If you’re looking for prettily-priced stocks with dividend yields that surge past current inflation rates in the UK, then you can do a lot worse than to pay WH Smith (LSE: SMWH) close attention today.
The newsagent struck its cheapest price for 15 months in recent sessions. And the scale of the downward spiral is quite flabbergasting, given the robust trading statement the FTSE 250 firm had issued just prior to October’s decline, in which it again highlighted the potential of its Travel arm.
Indeed, City analysts juiced up their earnings forecasts following the release and they are now predicting an 18% bottom-line rise in the year to August 2019. And this, allied with that aforementioned share price drop, means that WH Smith boasts a dirt-cheap forward sub-1 PEG reading of 0.9.
Time and again I’ve lauded the brilliant profits potential of the business’s Travel division and I’m pleased to see that Smiths continues to think big here. Its stock value surged on Tuesday (up 7% as I type, in fact) following news that it has agreed to buy US travel retailer InMotion for £155m.
The company, which sells digital accessories in airport locations Stateside, marks a significant step in WH Smith’s international expansion programme. It doubles the size of the British firm’s international travel operations and gives it a significant foothold in the US, the world’s biggest travel retail market.
It’s not difficult, then, to envisage profits continuing to rip higher beyond the current year, and to continue dragging dividends with it. In the meantime, investors can sit back and enjoy the predicted payout of 57.2p per share for the current fiscal period, a figure that yields a fatty 3.1%.
Fortunately, Begbies Traynor Group (LSE: BEG) hasn’t endured the sell-off affecting much of the broader market in recent weeks.
The corporate insolvencies specialist thrives in times of challenging economic conditions. After all, and with fears over the health of the UK economy in particular rising, it’s not a surprise to see its share price rise in October.
Data released today from the Insolvency Service shows why investors have been getting increasingly bullish over Begbies Traynor.
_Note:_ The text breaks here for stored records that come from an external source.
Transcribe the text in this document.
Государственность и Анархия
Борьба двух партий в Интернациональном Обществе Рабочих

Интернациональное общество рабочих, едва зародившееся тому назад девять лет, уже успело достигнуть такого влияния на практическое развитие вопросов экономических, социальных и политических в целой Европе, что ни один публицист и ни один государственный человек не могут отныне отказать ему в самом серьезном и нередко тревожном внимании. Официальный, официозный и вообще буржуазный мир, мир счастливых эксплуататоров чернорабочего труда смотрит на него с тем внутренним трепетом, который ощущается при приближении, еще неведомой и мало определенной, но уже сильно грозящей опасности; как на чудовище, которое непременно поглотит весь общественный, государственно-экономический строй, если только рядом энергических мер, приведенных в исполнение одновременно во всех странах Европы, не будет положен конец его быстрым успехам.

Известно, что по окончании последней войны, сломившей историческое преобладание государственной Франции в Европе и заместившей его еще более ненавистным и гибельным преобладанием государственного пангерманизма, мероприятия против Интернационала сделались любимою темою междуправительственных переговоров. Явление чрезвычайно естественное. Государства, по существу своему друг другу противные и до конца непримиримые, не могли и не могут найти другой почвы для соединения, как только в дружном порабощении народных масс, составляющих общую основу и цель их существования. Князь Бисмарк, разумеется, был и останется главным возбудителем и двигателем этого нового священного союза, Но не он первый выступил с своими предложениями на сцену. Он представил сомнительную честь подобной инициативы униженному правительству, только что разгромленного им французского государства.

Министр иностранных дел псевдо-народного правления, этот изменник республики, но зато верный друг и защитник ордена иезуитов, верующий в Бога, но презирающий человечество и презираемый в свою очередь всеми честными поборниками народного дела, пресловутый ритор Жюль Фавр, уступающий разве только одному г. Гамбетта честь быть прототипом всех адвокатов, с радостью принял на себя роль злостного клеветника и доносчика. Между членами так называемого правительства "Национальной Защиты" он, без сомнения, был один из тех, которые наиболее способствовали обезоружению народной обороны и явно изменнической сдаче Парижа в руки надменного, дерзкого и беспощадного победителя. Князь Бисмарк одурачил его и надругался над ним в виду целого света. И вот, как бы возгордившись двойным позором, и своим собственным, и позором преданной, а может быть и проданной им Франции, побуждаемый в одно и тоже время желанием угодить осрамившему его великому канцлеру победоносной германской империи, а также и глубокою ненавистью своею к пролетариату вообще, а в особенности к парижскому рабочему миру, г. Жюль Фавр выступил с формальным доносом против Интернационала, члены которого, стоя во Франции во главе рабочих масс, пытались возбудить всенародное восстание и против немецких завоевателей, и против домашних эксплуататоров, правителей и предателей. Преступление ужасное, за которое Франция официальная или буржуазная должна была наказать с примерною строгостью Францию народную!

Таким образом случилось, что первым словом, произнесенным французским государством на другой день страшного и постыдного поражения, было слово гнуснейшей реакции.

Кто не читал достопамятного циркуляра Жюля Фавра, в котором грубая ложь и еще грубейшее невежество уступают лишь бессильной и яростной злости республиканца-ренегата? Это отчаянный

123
The government body advised that the number of corporate solvencies reported between July and September leapt almost 20% year-on-year, representing the fastest increase since the financial crisis almost a decade ago.
Right now, Begbies Traynor is expected to record a 9% earnings rise in the year to April 2019, and another 4% rise in fiscal 2020. It’s very easy to see these City brokers significantly upgrading their figures in the months to come, as the turbulence hitting the UK only looks set to rise, as the fallout of the 2016 Brexit referendum drags on.
As such, I reckon the small-cap’s forward P/E ratio of 16.4 times actually looks pretty undemanding right now. With anticipated dividends of 2.6p and 2.7p per share for this year and next, respectively, offering up chunky yields of 3.6% and 3.7% too, I reckon it’s a great share to buy and hold onto for years to come, and particularly so if Brexit negotiations take a turn for the worse.